Khabbab, yang hatinya telah disinari cahaya Ilahi dan kecintaan kepada Muhammad, sangat terkejut mendengar ucapan ayahnya.

“Ayah sungguh memalukan!” ujar Khabbab keras, “bagaimana bisa Ayah berkata seperti itu? Ayah telah membunuh utusan yang membawa pesan kebenaran.”

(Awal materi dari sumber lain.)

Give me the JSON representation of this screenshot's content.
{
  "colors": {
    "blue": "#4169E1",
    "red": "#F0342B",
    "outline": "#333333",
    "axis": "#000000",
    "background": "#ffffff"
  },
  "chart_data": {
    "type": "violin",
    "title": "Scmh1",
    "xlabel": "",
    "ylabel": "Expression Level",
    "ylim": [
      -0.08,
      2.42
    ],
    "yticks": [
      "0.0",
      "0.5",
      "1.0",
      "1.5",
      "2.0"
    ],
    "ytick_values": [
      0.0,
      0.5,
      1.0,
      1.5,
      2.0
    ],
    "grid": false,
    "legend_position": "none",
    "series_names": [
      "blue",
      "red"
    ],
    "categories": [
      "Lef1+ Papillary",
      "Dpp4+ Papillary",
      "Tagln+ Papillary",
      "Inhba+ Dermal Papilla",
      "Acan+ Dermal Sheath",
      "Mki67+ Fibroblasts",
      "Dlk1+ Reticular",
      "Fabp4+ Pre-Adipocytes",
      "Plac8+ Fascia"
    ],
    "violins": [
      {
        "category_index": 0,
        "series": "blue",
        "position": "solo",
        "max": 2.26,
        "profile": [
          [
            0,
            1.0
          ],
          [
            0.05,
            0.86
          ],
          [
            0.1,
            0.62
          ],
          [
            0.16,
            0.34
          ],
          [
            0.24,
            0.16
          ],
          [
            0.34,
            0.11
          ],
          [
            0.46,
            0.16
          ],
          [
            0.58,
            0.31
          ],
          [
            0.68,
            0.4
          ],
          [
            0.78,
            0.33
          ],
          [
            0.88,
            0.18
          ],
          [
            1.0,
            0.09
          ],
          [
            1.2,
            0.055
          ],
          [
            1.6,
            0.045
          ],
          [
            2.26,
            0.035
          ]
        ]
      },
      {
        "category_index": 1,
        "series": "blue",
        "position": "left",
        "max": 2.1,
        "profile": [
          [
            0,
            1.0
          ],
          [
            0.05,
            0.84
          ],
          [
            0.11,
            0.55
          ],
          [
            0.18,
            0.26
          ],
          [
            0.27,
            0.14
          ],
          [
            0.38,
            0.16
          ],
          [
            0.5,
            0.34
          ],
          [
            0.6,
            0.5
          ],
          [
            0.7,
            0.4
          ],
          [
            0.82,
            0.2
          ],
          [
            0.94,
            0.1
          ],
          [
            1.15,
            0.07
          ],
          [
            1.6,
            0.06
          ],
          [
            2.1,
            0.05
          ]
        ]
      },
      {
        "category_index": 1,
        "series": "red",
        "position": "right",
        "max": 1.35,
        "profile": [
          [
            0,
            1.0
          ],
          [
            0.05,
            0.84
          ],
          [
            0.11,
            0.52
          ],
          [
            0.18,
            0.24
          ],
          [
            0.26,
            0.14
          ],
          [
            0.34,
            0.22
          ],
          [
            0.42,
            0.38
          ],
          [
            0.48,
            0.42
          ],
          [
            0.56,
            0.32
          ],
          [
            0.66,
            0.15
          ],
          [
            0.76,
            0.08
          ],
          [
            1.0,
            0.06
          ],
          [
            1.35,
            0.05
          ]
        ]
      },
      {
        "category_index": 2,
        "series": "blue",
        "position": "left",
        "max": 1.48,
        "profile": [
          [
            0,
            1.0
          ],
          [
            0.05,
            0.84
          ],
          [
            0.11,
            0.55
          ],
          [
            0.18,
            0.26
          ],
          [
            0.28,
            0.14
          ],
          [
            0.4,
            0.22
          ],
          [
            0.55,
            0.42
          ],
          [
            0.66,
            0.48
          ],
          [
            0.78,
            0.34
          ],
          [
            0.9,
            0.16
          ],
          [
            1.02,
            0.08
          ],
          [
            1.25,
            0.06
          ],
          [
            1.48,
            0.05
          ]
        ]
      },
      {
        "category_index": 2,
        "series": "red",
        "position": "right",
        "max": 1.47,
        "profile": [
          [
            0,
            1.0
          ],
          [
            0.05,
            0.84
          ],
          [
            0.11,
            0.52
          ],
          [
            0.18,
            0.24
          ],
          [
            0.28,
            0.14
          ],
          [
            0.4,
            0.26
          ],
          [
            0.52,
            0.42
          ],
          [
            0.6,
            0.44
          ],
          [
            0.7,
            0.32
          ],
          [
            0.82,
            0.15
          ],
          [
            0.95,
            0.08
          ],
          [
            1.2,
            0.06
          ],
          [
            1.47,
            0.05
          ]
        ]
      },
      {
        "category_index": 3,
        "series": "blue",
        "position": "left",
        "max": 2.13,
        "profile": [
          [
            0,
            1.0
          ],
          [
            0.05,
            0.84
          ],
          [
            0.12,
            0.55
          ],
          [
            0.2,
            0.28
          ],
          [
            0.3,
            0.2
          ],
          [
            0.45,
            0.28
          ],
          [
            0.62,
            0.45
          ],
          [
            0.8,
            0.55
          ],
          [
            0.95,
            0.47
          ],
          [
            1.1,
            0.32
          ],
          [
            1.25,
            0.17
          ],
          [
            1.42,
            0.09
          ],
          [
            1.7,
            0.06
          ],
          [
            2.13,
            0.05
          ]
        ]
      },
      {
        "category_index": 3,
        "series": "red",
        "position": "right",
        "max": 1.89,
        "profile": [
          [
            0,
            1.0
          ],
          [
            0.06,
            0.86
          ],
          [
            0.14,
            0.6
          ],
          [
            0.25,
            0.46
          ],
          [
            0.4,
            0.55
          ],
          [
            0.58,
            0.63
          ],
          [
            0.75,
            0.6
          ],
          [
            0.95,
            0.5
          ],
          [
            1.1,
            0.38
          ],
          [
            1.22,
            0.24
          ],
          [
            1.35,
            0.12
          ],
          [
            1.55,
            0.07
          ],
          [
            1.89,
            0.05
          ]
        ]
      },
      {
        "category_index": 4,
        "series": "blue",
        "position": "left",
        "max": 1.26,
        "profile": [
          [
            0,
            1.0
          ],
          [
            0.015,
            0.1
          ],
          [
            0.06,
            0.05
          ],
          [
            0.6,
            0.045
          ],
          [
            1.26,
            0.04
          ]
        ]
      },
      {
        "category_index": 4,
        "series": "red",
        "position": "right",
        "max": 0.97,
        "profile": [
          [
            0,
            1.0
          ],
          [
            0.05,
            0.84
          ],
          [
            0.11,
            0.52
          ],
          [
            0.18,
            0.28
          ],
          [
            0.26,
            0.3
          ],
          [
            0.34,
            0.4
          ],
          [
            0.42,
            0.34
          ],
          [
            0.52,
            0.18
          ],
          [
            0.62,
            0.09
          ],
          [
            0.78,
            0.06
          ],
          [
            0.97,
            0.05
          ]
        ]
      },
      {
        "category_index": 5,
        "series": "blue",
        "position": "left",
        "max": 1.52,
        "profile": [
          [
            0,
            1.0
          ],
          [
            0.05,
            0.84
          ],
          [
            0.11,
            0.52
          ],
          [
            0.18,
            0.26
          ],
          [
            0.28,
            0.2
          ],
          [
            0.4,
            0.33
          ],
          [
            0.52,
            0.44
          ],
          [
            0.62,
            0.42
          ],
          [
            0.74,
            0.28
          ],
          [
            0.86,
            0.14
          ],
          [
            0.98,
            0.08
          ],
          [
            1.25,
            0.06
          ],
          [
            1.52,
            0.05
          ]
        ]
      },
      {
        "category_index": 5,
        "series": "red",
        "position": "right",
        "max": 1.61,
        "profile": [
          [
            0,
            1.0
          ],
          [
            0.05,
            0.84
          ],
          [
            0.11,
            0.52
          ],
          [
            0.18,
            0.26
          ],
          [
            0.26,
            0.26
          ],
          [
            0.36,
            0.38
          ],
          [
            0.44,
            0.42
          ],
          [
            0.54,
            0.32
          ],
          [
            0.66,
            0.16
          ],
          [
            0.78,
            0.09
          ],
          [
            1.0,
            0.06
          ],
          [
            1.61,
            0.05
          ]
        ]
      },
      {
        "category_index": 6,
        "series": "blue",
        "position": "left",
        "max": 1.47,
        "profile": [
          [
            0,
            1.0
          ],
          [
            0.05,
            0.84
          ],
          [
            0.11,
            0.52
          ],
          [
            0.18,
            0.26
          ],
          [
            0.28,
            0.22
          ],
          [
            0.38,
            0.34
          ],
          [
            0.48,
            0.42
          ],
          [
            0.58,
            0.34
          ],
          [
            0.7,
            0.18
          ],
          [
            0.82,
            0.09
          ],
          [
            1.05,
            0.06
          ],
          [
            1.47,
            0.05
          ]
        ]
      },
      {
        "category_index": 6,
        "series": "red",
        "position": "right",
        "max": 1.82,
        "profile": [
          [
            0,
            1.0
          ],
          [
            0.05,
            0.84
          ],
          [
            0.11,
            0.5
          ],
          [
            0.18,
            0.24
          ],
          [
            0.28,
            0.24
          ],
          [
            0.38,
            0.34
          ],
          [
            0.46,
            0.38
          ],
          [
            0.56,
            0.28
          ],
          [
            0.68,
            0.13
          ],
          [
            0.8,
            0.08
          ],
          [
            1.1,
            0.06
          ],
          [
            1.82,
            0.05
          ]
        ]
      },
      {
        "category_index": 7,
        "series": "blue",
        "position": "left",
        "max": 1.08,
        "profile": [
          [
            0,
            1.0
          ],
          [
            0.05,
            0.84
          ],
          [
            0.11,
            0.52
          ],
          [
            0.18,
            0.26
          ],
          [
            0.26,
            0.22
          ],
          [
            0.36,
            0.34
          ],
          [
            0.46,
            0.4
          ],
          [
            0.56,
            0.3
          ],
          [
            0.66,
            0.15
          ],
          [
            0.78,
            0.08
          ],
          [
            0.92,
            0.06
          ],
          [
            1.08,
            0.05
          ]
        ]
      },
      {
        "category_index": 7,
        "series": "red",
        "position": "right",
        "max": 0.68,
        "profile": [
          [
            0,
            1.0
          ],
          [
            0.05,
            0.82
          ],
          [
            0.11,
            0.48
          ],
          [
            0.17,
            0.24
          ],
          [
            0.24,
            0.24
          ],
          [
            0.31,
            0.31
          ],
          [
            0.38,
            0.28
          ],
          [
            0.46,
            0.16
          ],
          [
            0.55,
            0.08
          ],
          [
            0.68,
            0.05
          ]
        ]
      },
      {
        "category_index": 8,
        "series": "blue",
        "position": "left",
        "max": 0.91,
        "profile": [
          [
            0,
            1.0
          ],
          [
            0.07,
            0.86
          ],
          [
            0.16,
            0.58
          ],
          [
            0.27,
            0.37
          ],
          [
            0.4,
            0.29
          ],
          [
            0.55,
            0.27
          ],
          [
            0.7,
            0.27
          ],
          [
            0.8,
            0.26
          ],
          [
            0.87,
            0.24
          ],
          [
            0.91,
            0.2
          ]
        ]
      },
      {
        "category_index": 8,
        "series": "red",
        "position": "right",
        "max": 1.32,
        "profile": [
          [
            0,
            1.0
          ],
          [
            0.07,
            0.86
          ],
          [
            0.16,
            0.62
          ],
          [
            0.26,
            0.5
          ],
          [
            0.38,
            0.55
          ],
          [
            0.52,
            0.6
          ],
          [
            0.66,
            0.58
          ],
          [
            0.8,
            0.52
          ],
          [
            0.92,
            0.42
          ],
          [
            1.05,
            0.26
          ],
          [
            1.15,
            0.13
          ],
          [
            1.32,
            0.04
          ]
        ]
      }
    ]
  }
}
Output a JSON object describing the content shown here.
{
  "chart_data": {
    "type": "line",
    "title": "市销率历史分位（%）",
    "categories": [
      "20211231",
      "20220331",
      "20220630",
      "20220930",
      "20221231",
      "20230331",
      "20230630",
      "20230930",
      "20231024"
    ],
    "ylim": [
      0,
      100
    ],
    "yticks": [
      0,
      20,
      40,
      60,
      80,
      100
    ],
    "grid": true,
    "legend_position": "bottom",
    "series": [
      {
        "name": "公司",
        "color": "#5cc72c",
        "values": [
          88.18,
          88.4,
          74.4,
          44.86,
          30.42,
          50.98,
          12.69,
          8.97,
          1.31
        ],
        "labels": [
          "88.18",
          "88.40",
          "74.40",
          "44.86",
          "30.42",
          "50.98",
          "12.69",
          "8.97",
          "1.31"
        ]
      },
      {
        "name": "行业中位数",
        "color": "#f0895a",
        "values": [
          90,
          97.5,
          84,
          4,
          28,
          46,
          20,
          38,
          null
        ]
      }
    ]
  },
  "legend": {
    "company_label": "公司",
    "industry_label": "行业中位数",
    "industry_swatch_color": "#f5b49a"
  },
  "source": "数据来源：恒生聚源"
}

Sekalipun sang ayah menentangnya, keinginan Khabbab untuk memeluk Islam makin keras. Di malam dan siang hari, diam-diam ia berdoa kepada Tuhan,

“Wahai Tuhan Yang Maha Melindungiku, Engkau Maha Mengetahui isi hatiku. Aku mencintai Rasul-Mu, meskipun aku belum melihat wajahnya. Aku ingin mempersiapkan diriku sehingga tak ada lagi keraguan. Jika saatnya tiba, jumpakan aku dengan kekasih-Mu. Tunjukkan kepadaku keindahannya, sekali saja. Setelah itu, biarkan aku mati. Aku tidak lagi memikirkan mahkota atau kekuasaan.”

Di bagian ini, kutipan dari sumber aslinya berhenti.